Pourquoi les enfants du millénaire rejetteront Donald Trump, Jeffrey D. Sachs,
Professor of Sustainable Development and… Project Syndicate
Jeffrey D. Sachs, Professor of Sustainable Development and Professor of Health Policy and
Management at Columbia University, is Director of the UN Sustainable Development Solutions
Network. His books include The End of Poverty, Common Wealth, and, most recently, The Age of
Sustainable Development. FEB 2, 2017. Traduit de l’anglais par Martin Morel
NEW YORK – Aux États-Unis, le principal clivage politique n’oppose pas les partis ou les États ; il
oppose les générations. Les jeunes du nouveau millénaire (à savoir les 18-35 ans) ont voté
massivement contre Donald Trump, et constitueront l’essentiel de la résistance opposée aux
politiques du nouveau président. Bien que les Américains plus âgés se montrent plus divisés,
l’assise électorale de Trump se situe chez les plus de 45 ans. Au fur et à mesure des problématiques
soulevées, les jeunes électeurs rejetteront Trump, et le considéreront comme un acteur politique du
passé plutôt que de l’avenir.
Bien entendu, les chiffres ici évoqués ne sont que des moyennes, et pas des valeurs absolues. Ils
confirment néanmoins l’existence d’un fossé générationnel. D’après les sondages réalisés à la sortie
des bureaux de vote, Trump a obtenu 53 % des votes chez les 45 ans et plus, 42 % chez les 30-44
ans, et seulement 37 % chez les 18-29 ans. Dans un sondage de 2014, 31 % des jeunes du millénaire
s’identifiait comme libéraux, contre 21 % chez les baby boomers (âgés de 50 à 68 ans lors de cette
étude), et seulement 18 % parmi la génération silencieuse (les 69 ans et plus).
Et il ne faut pas s’attendre à ce que les jeunes libéraux d’aujourd’hui deviennent tout simplement
les vieux conservateurs de demain. La génération du millénaire est de manière générale beaucoup
plus libérale que ne l’étaient les baby boomers et la génération silencieuse dans leur jeunesse. Elle
se montre également nettement moins partisane, et entend soutenir ceux des acteurs politiques qui
défendent ses valeurs et répondent à ses besoins, y compris les aspirants moins solidement établis.

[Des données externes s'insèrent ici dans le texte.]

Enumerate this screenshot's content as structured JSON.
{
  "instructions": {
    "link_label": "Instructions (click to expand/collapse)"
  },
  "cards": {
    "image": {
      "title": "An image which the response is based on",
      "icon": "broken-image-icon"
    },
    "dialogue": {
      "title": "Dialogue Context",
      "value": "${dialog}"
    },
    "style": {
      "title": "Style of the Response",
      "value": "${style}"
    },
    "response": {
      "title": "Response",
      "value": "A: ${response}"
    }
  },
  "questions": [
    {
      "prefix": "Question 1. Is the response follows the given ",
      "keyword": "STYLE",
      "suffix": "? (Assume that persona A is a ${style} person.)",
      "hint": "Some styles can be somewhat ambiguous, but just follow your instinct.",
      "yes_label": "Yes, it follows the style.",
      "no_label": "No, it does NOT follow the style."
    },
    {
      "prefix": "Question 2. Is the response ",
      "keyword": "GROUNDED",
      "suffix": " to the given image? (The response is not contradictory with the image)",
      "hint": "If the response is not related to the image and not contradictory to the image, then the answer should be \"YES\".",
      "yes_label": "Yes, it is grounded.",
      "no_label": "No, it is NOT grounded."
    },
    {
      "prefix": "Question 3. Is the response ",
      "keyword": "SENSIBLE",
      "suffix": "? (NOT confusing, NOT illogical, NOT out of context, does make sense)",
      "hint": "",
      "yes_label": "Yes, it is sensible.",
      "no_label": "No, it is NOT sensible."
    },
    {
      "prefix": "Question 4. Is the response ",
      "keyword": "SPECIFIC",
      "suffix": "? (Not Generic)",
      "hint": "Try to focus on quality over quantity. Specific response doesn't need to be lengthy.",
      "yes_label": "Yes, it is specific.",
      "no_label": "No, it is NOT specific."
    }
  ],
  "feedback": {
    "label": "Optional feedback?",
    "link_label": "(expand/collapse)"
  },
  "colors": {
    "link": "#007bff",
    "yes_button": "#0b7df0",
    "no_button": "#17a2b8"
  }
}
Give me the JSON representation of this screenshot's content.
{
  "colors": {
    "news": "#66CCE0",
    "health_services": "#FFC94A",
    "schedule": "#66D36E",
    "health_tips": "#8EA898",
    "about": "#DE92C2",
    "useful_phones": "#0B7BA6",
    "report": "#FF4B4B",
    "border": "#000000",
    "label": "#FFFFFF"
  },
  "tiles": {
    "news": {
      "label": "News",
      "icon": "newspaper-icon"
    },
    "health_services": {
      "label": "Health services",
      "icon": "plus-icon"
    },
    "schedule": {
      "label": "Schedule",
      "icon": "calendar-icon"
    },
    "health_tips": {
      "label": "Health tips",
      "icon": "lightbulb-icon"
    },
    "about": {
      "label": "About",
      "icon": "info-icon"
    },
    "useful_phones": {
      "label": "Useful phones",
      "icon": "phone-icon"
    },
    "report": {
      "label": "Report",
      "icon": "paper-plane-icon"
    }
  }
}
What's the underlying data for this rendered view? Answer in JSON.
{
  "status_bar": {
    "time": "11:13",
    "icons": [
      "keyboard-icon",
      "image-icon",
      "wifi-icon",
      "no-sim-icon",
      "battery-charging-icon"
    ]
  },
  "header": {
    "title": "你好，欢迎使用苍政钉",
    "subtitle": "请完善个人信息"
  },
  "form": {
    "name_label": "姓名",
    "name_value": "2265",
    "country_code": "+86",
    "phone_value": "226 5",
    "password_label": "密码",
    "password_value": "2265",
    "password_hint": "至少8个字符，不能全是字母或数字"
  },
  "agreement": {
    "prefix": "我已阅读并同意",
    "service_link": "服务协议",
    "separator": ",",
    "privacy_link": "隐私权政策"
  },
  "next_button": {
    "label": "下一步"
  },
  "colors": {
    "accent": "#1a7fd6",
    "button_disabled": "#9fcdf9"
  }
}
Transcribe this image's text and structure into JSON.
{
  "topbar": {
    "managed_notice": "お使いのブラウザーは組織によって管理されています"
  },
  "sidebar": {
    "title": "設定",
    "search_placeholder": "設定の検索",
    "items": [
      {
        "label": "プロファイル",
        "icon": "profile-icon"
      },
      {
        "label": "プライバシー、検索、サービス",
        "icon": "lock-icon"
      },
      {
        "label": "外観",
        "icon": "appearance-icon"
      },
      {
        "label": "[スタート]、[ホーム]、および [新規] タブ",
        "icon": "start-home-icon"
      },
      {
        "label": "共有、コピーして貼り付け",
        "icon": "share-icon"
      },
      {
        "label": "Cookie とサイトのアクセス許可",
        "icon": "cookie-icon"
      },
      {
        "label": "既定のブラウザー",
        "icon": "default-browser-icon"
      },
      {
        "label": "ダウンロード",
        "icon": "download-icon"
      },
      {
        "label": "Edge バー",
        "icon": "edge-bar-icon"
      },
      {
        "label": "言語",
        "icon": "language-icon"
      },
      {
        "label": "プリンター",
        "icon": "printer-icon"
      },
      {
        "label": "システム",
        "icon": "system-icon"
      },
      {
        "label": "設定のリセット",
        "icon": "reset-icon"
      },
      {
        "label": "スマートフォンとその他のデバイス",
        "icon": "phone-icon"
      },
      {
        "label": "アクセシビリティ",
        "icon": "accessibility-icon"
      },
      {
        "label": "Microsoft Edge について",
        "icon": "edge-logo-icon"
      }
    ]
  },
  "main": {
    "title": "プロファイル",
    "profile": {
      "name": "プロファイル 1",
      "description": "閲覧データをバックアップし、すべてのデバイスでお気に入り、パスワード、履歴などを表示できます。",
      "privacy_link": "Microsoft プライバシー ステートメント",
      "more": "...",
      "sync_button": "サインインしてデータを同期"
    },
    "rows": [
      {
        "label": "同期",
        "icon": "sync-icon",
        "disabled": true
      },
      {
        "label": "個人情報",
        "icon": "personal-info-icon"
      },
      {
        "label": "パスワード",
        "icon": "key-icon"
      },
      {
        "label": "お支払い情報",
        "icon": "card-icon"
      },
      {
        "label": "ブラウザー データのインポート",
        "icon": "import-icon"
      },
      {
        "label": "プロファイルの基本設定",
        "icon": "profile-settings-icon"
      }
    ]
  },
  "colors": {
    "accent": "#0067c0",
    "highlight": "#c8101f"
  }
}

Au moins trois différences majeures opposent les jeunes et les plus anciens dans le domaine de la
politique. Premièrement, les jeunes se montre socialement plus libéraux que les générations
antérieures. Aux yeux de cette jeunesse, la pluralité ethnique, religieuse et sexuelle croissante qui
caractérise l’Amérique ne constitue pas un problème. Loin d’y voir un changement dramatique par
rapport au passé, ces jeunes ont toujours connu une société multiculturelle faite de blancs, d’Afro-
américains, de Latinos, d’Asiatiques, d’immigrants et de nouveaux arrivants nés dans le pays. Ils
acceptent une diversité des orientations sexuelles et des genres – gays, lesbiennes, transsexuels,
bisexuels, intersexués, pansexués, et autres – qui était essentiellement taboue, ou inconnue, pour la
génération de leurs grands-parents (à laquelle appartient Trump).
Deuxièmement, les jeunes sont aujourd’hui confrontés à des défis économiques sans précédent, liés
à la révolution de l’information. Ils entrent actuellement sur le marché du travail alors même que
les rendements des marchés s’orientent rapidement vers le capital (robots, intelligence artificielle,
et machines intelligentes de manière générale) et s’éloignent du travail. Par opposition, les riches
seniors profitent d’un essor des marchés boursiers, engendré par cette même révolution
technologique.
Trump défend une réduction de l’impôt sur les sociétés et sur les successions, vouée à ne bénéficier
qu’à ces riches seniors (qui composent l’essentiel du son cabinet), au prix d’importants déficits
budgétaires voués à peser sur la jeunesse. Or, les jeunes ont besoin d’une politique précisément
inverse : hausse des impôts sur la richesse de la génération plus âgée, afin que puissent être
financés l’enseignement supérieur, le formation professionnelle, les infrastructures relatives aux
énergies renouvelables, et autres investissements nécessaires à l’avenir de l’Amérique.
Troisièmement, en comparaison avec leurs parents et grands-parents, les jeunes d’aujourd’hui sont
beaucoup plus soucieux du changement climatique et des menaces qu’il fait naître. Là où Trump
persuade la génération antérieure de s’en tenir encore un moment aux combustibles fossiles, les
jeunes ne suivront pas cette voie. Ils aspirent à une énergie propre, et entendent lutter contre la
destruction d’une planète dont eux-mêmes et leurs propres enfants hériteront.